Young workers (Under 25)
Young workers comprise 33% of the workforce, down from 38% in 2024. This group shows the highest levels of turnover intention (54%), career withdrawal, and burnout. Only 41% report having promotion opportunities, compared with 57% of those aged 45–54. Younger workers also report the lowest levels of workplace dignity and job satisfaction of any age group.
Small organisation employees (1-5 Staff)
Employees in very small organisations account for 9% of respondents, down from 13.5% in 2024. They report less access to training and promotion than those in larger organisations and mixed experiences of pay and conditions. However, they also report the lowest rates of work-related bullying (16%) and turnover intention (20%), suggesting that despite limited formal supports, very small workplaces may offer greater stability and lower conflict.
Hospitality vs tourism Workers
Hospitality workers reported experiencing higher levels of personal bullying and harassment compared with tourism workers (39% vs 27%, respectively). A similar pattern was observed for work-related bullying behaviours, with higher reported prevalence among hospitality workers than tourism workers (31% vs 23%). Hospitality workers also had higher turnover intention (40% vs 31%) compared with tourism workers. By comparison, tourism workers report stronger engagement, slightly higher productivity, greater access to training (69% vs 58%), and better promotion opportunities, indicating more supportive development pathways.

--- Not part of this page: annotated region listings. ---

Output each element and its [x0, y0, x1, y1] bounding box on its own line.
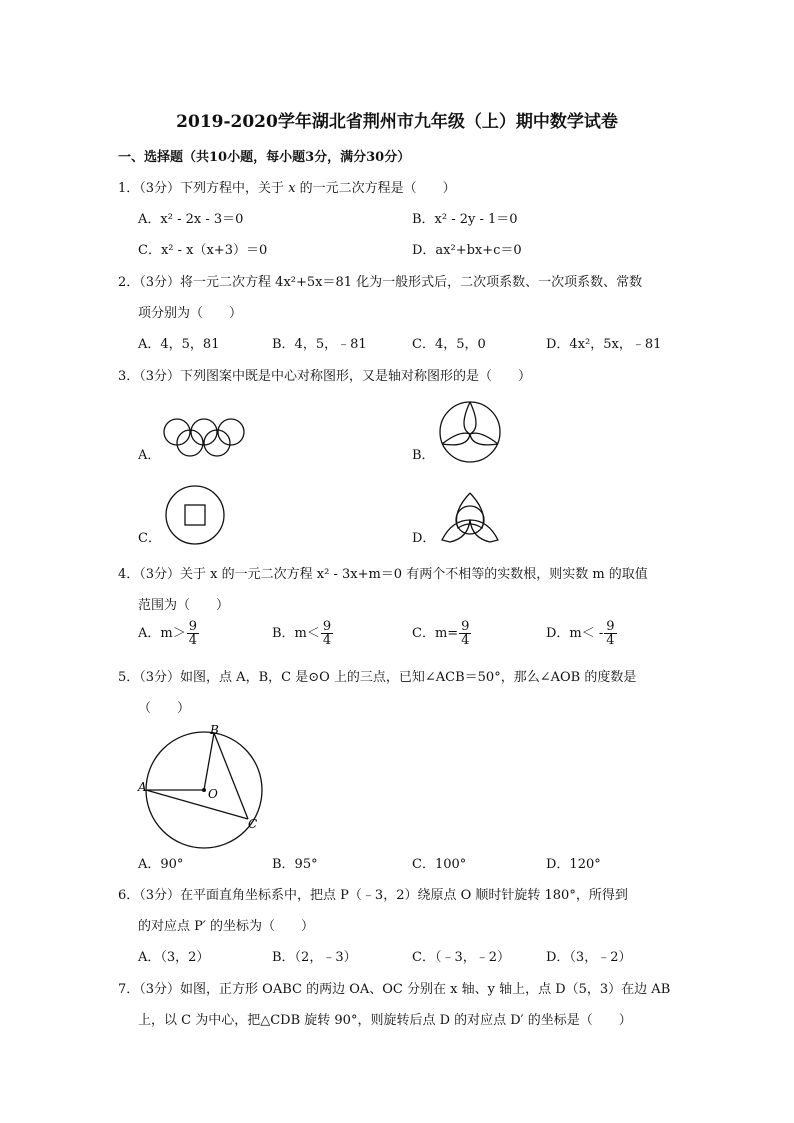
question-3-option-c: C． — [138, 531, 161, 546]
circle-geometry-figure — [130, 718, 270, 846]
question-5-option-c: C．100° — [412, 857, 467, 872]
question-1-option-a: A．x² - 2x - 3＝0 — [138, 212, 244, 227]
question-6-option-b: B．（2，﹣3） — [272, 950, 357, 965]
point-label-o: O — [208, 787, 218, 801]
question-6-option-a: A．（3，2） — [138, 950, 210, 965]
question-1-option-d: D．ax²+bx+c＝0 — [412, 243, 522, 258]
question-4-option-b: B．m＜ $\frac{9}{4}$ — [272, 619, 332, 648]
question-4-stem-line1: 4．（3分）关于 x 的一元二次方程 x² - 3x+m＝0 有两个不相等的实数根，则实数 m 的取值 — [118, 567, 648, 582]
question-2-option-a: A．4，5，81 — [138, 337, 220, 352]
question-6-option-d: D．（3，﹣2） — [546, 950, 632, 965]
question-4-stem-line2: 范围为（ ） — [138, 598, 230, 613]
question-1-option-c: C．x² - x（x+3）＝0 — [138, 243, 268, 258]
question-7-stem-line2: 上，以 C 为中心，把△CDB 旋转 90°，则旋转后点 D 的对应点 D′ 的坐标是（ ） — [138, 1013, 632, 1028]
trefoil-figure — [438, 490, 502, 546]
page-title: 2019-2020学年湖北省荆州市九年级（上）期中数学试卷 — [176, 112, 618, 132]
point-label-b: B — [210, 723, 219, 737]
question-5-option-d: D．120° — [546, 857, 601, 872]
question-1-stem: 1．（3分）下列方程中，关于 x 的一元二次方程是（ ） — [118, 181, 456, 196]
question-5-option-b: B．95° — [272, 857, 318, 872]
question-3-stem: 3．（3分）下列图案中既是中心对称图形，又是轴对称图形的是（ ） — [118, 369, 532, 384]
question-2-stem-line2: 项分别为（ ） — [138, 306, 243, 321]
question-2-option-c: C．4，5，0 — [412, 337, 486, 352]
section-heading: 一、选择题（共10小题，每小题3分，满分30分） — [118, 150, 411, 165]
question-1-option-b: B．x² - 2y - 1＝0 — [412, 212, 518, 227]
question-4-option-d: D．m＜ - $\frac{9}{4}$ — [546, 619, 615, 648]
question-2-option-b: B．4，5，﹣81 — [272, 337, 367, 352]
question-2-option-d: D．4x²，5x，﹣81 — [546, 337, 662, 352]
question-3-option-a: A． — [138, 448, 161, 463]
question-5-option-a: A．90° — [138, 857, 184, 872]
question-2-stem-line1: 2．（3分）将一元二次方程 4x²+5x＝81 化为一般形式后，二次项系数、一次项系数、常数 — [118, 275, 643, 290]
question-7-stem-line1: 7．（3分）如图，正方形 OABC 的两边 OA、OC 分别在 x 轴、y 轴上，点 D（5，3）在边 AB — [118, 982, 671, 997]
coin-square-figure — [164, 484, 226, 546]
point-label-c: C — [248, 817, 258, 831]
question-6-stem-line2: 的对应点 P′ 的坐标为（ ） — [138, 919, 314, 934]
point-label-a: A — [138, 780, 147, 794]
olympic-rings-figure — [160, 412, 260, 462]
question-4-option-c: C．m= $\frac{9}{4}$ — [412, 619, 470, 648]
question-3-option-b: B． — [412, 448, 435, 463]
question-3-option-d: D． — [412, 531, 436, 546]
question-5-stem-line2: （ ） — [138, 701, 191, 716]
question-6-option-c: C．（﹣3，﹣2） — [412, 950, 510, 965]
three-petal-circle-figure — [438, 400, 502, 464]
question-4-option-a: A．m＞ $\frac{9}{4}$ — [138, 619, 197, 648]
question-5-stem-line1: 5．（3分）如图，点 A，B，C 是⊙O 上的三点，已知∠ACB＝50°，那么∠AOB 的度数是 — [118, 670, 637, 685]
question-6-stem-line1: 6．（3分）在平面直角坐标系中，把点 P（﹣3，2）绕原点 O 顺时针旋转 180°，所得到 — [118, 888, 628, 903]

Managers vs front-line workers
In 2025, 45% of respondents report managing staff, down from 49% in 2024. Front-line workers are far more likely than managers to earn below the Living Wage, report lower job satisfaction, and experience elevated burnout. Managers, by contrast, report higher exposure to work-related bullying (30% vs 25%) but greater access to training (69% vs 58%).
Long-tenure vs short-tenure workers
A clear stability gradient is evident: turnover intention affects nearly half of workers with under three years’ tenure (47–49%), compared with just 14% among those with more than 20 years’ service. Engagement and training participation rise sharply with tenure, while burnout is concentrated among newer workers. Long-tenure employees show the strongest career commitment and retention.